Why measurement matters if you want to maximise your social enterprise’s impact

Jasjit Singh, Associate Professor of Strategy at INSEAD and Co-Director of INSEAD Social Entrepreneurship Programme, spoke about measuring social impact at the 2016 DBS Foundation Social Enterprise Summit. Excerpts of his presentation have been adapted and reproduced here.

The case for setting up a car sharing business to create a positive environmental impact is often taken for granted – it would reduce carbon footprint, and there would be less congestion on the roads. But is it really that simple? Consider these questions:

  • Who are the people who signed up for this service?
  • What happened after they signed up?
  • What would they be doing if they did not sign up?

If, for example, the car sharing users would have walked or taken public transport otherwise rather than buying a car, while car owners continue using their own cars, how exactly is the intended environmental impact of car sharing going to come about?

Just assuming that a well-intentioned venture will automatically have the intended positive impact is not appropriate.

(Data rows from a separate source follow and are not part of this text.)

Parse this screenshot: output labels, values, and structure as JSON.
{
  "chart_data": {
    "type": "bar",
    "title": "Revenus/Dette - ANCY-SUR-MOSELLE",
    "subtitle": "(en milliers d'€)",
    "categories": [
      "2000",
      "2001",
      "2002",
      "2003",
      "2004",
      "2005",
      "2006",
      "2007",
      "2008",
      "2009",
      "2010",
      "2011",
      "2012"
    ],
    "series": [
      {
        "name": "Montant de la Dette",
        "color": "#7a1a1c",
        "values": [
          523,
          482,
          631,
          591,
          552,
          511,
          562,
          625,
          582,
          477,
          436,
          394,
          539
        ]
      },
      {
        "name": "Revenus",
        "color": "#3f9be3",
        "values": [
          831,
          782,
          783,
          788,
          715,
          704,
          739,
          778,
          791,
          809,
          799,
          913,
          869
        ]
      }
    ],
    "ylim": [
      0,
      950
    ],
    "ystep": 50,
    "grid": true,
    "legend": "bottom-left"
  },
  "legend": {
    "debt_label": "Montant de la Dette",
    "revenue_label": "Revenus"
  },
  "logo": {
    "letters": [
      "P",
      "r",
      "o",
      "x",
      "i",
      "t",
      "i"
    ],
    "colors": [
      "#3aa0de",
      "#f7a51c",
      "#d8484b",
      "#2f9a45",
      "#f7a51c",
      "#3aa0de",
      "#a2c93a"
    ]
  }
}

We need to rigorously evaluate whether the impact does get realised.

This means checking whether the assumptions behind our model for impact really hold true in reality.

Rigorous studies have examined the issue by analysing large-scale data. While some benefits have been proven – carbon footprint has indeed gone down a bit – car sharing has not created quite as big a positive impact as some companies claim in selling their story.

Similarly, in the context of improving the lives of the poor, when evaluating the impact created by your social enterprise or impact-driven business, it’s important to have a clear view of how the impact is generated (your “theory of change”), and the realised breadth and depth of the intended social impact (i.e., the number of people positively affected and the degree of change that has been made).